Par ailleurs, l’exigence d’un horodatage de l’appréhension par la personne en cause de la qualification d’initié constitue un moyen détourné pour les enquêteurs de renverser la charge de la preuve, procédé très utilisé par la poursuite devant la Commission des Sanctions de l’AMF.
Ainsi, la preuve qu’une personne est initiée serait rapportée du seul fait de son inscription sur une liste.
Les initiés devant figurer sur la liste de l’émetteur sont évidemment les employés de l’émetteur au courant de l’information privilégiée, ainsi que « tous les tiers agissant au nom et pour le compte de l’émetteur ». Or, sous prétexte de protéger les personnes sur la liste, leur inscription servirait de ce fait à faciliter leur mise en cause. S’agissant des autres parties et de leurs conseils, elles demeurent bien évidemment tenues de respecter la réglementation relative aux opérations d’initiés, mais n’ont aucune obligation de se soumettre à la lourdeur de la tenue d’une liste d’initiés.

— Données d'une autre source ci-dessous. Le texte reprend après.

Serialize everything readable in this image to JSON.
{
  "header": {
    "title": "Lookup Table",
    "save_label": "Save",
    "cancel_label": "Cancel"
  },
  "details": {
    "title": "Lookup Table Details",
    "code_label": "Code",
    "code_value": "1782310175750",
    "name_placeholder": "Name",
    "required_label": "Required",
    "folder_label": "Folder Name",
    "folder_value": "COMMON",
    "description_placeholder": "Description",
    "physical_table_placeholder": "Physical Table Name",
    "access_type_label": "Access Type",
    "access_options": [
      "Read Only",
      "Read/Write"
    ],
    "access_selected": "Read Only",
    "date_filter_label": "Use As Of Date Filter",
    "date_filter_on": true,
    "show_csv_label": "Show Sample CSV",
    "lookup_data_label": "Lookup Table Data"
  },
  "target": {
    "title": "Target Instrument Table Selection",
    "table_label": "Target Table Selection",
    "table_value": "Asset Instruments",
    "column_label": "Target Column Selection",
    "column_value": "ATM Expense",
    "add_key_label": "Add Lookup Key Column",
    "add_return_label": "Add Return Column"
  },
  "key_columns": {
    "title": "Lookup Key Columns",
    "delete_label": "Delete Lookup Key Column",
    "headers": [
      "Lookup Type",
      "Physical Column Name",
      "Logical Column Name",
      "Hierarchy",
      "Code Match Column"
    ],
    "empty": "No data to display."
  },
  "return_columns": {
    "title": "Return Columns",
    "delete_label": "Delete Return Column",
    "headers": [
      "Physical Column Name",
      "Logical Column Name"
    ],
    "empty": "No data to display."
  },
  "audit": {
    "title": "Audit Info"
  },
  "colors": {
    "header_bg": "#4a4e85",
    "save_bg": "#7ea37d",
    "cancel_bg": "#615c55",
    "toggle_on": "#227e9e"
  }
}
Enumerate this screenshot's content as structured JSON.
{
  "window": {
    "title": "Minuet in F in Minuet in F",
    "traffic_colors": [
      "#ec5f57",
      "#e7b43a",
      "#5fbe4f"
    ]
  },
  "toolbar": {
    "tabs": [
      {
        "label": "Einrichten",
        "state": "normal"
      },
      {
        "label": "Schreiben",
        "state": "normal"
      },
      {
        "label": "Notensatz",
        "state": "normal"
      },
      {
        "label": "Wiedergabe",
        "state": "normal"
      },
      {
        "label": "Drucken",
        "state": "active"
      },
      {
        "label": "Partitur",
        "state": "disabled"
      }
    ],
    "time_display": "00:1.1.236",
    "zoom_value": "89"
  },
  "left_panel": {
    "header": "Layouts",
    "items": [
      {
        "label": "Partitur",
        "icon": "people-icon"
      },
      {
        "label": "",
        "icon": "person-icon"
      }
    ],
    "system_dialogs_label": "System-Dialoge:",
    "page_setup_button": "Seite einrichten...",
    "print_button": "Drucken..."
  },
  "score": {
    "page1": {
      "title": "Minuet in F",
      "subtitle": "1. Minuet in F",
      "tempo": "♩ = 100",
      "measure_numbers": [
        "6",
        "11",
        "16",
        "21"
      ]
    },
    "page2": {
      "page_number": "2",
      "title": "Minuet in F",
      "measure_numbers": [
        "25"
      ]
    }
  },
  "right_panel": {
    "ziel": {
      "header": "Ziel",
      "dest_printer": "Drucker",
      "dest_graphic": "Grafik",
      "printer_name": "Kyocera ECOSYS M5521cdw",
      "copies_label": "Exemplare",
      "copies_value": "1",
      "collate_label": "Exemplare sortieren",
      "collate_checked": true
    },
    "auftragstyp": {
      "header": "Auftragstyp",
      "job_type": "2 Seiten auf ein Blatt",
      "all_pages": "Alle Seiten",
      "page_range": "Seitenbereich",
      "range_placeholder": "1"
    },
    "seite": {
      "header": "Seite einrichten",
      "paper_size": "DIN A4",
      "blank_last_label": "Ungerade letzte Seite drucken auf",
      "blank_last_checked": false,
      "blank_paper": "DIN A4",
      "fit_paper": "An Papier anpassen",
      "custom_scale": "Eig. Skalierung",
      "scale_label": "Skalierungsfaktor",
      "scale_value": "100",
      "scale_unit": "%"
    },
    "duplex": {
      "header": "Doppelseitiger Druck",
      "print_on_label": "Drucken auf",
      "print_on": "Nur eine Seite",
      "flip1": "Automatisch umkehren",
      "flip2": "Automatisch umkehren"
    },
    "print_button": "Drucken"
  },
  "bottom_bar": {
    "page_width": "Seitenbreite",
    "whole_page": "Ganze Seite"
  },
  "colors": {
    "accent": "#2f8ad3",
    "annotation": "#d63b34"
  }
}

La Commission des sanctions de l’AMF a infligé une sanction de 350 000 € à l’émetteur pour manquements aux obligations relatives à la tenue et à la mise à jour d’une liste d’initiés. Par cette sanction, la Commission privilégie une approche formelle et entend imposer un strict respect des dispositions de la position/recommandation AMF de 2016-08, ce qui démontre un réveil aussi tardif que surprenant.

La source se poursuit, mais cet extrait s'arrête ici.